Cloudflare's name comes up constantly in web infrastructure conversations, partly because it offers several distinct products that often get talked about as if they're one thing.
A content delivery network caches copies of your site's static content (images, CSS, scripts) on servers distributed around the world, so a visitor in another country loads your site from a nearby server instead of one that might be halfway across the planet. This is the part of Cloudflare most people mean when they say they "use Cloudflare" — it's largely invisible day-to-day, it just makes the site faster.
The web application firewall inspects incoming requests for attack patterns — SQL injection attempts, cross-site scripting, malicious bots — and blocks them before they ever reach your actual server. This is a genuinely separate function from the CDN, even though both sit in front of your site at the network level.
Cloudflare also offers DNS hosting, which is the system that translates your domain name into the actual server address a browser connects to. Using Cloudflare's DNS alongside their CDN and WAF is common because it lets all three work together seamlessly, but DNS itself is a distinct service you could technically use without the other two.

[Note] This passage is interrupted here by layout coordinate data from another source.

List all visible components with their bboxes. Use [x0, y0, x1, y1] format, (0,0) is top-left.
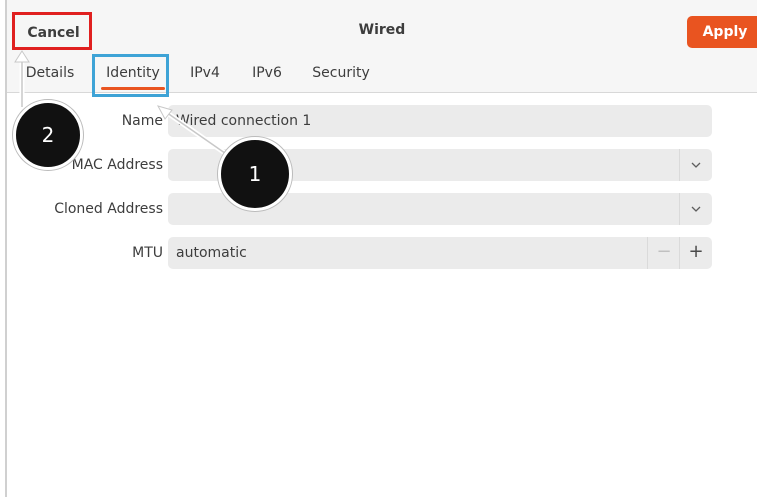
tab-identity[interactable]: Identity	[97, 62, 169, 90]
callout-1-badge: 1	[218, 137, 292, 211]
name-value: Wired connection 1	[176, 113, 312, 129]
mtu-spinbutton[interactable]: automatic − +	[168, 237, 712, 269]
chevron-down-icon[interactable]	[679, 149, 712, 181]
cloned-address-label: Cloned Address	[54, 201, 163, 217]
tab-security[interactable]: Security	[306, 62, 376, 90]
apply-button[interactable]: Apply	[687, 16, 757, 48]
minus-icon[interactable]: −	[647, 237, 680, 269]
chevron-down-icon[interactable]	[679, 193, 712, 225]
tab-bar: Details Identity IPv4 IPv6 Security	[7, 62, 757, 93]
header-bar: Cancel Wired Apply	[7, 0, 757, 62]
callout-2-badge: 2	[13, 100, 83, 170]
tab-ipv6[interactable]: IPv6	[245, 62, 289, 90]
tab-ipv4[interactable]: IPv4	[183, 62, 227, 90]
tab-details[interactable]: Details	[21, 62, 79, 90]
mtu-label: MTU	[132, 245, 163, 261]
plus-icon[interactable]: +	[679, 237, 712, 269]
window-title: Wired	[358, 22, 406, 38]
name-field[interactable]: Wired connection 1	[168, 105, 712, 137]
mtu-value: automatic	[176, 245, 247, 261]
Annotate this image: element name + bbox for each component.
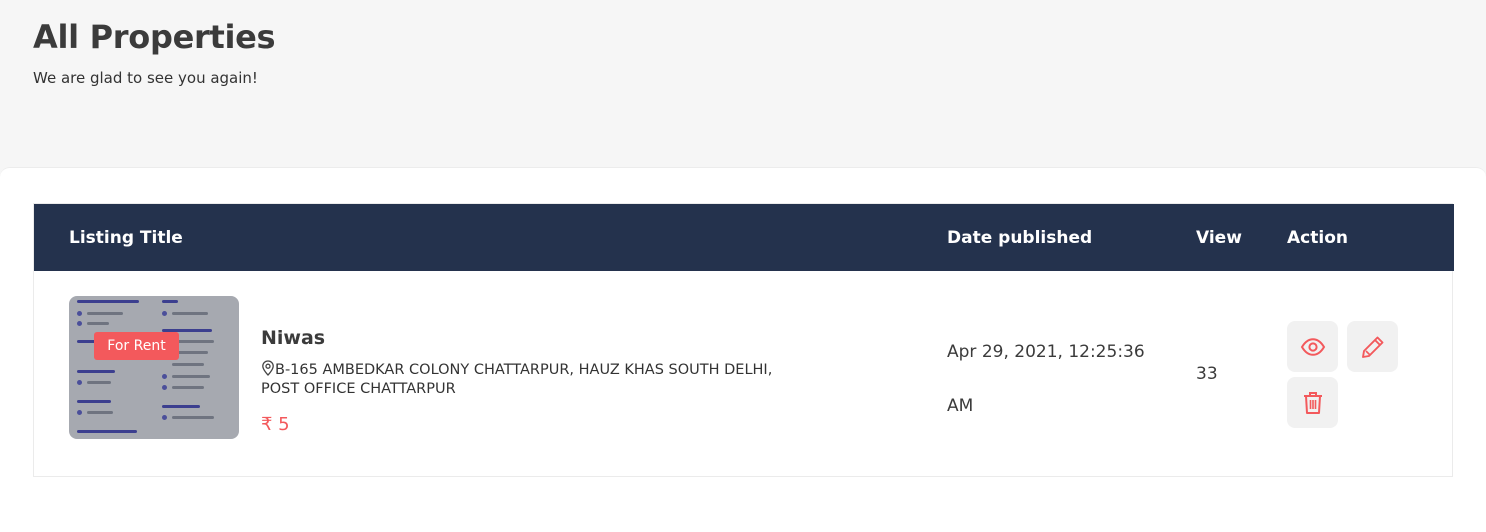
- listing-title[interactable]: Niwas: [261, 327, 325, 349]
- date-published-line1: Apr 29, 2021, 12:25:36: [947, 342, 1145, 362]
- page-header: All Properties We are glad to see you ag…: [33, 18, 276, 87]
- header-view: View: [1196, 228, 1242, 248]
- thumbnail-detail: [77, 300, 139, 303]
- property-thumbnail[interactable]: For Rent: [69, 296, 239, 439]
- view-button[interactable]: [1287, 321, 1338, 372]
- header-listing-title: Listing Title: [69, 228, 183, 248]
- edit-button[interactable]: [1347, 321, 1398, 372]
- view-count: 33: [1196, 364, 1218, 384]
- thumbnail-detail: [77, 380, 82, 385]
- thumbnail-detail: [162, 415, 167, 420]
- thumbnail-detail: [162, 374, 167, 379]
- header-date-published: Date published: [947, 228, 1093, 248]
- address-text: B-165 Ambedkar Colony Chattarpur, Hauz K…: [261, 362, 773, 397]
- header-action: Action: [1287, 228, 1348, 248]
- date-published-line2: AM: [947, 396, 974, 416]
- pencil-icon: [1361, 336, 1383, 358]
- thumbnail-detail: [162, 300, 178, 303]
- listing-price: ₹ 5: [261, 414, 290, 435]
- thumbnail-detail: [172, 363, 204, 366]
- properties-panel: Listing Title Date published View Action: [0, 167, 1486, 532]
- page-title: All Properties: [33, 18, 276, 56]
- date-published: Apr 29, 2021, 12:25:36 AM: [947, 336, 1157, 422]
- thumbnail-detail: [172, 312, 208, 315]
- thumbnail-detail: [162, 385, 167, 390]
- properties-table: Listing Title Date published View Action: [33, 203, 1454, 477]
- thumbnail-detail: [172, 375, 210, 378]
- thumbnail-detail: [87, 312, 123, 315]
- thumbnail-detail: [172, 416, 214, 419]
- thumbnail-detail: [87, 322, 109, 325]
- table-header: Listing Title Date published View Action: [34, 204, 1454, 271]
- thumbnail-detail: [172, 386, 204, 389]
- thumbnail-detail: [77, 370, 115, 373]
- listing-address: B-165 Ambedkar Colony Chattarpur, Hauz K…: [261, 360, 781, 399]
- thumbnail-detail: [87, 381, 111, 384]
- page-subtitle: We are glad to see you again!: [33, 69, 258, 87]
- thumbnail-detail: [77, 321, 82, 326]
- thumbnail-detail: [77, 410, 82, 415]
- map-pin-icon: [262, 360, 274, 376]
- for-rent-badge: For Rent: [94, 332, 179, 360]
- thumbnail-detail: [87, 411, 113, 414]
- trash-icon: [1303, 391, 1322, 414]
- table-row: For Rent Niwas B-165 Ambedkar Colony Cha…: [34, 271, 1452, 477]
- delete-button[interactable]: [1287, 377, 1338, 428]
- thumbnail-detail: [77, 311, 82, 316]
- thumbnail-detail: [162, 405, 200, 408]
- thumbnail-detail: [77, 400, 111, 403]
- eye-icon: [1300, 337, 1325, 356]
- thumbnail-detail: [162, 311, 167, 316]
- thumbnail-detail: [77, 430, 137, 433]
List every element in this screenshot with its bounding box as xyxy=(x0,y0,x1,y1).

Using all three from one provider means traffic gets DNS-resolved, filtered through the WAF, and served from the CDN cache in one continuous path, without handing traffic between different vendors' systems at each step — which is both faster and simpler to manage than stitching together separate providers for each function.
A small site with light traffic benefits most from the CDN (speed) and a basic WAF tier (security) — DNS matters mainly once you need advanced routing or failover capabilities beyond what your domain registrar's default DNS offers.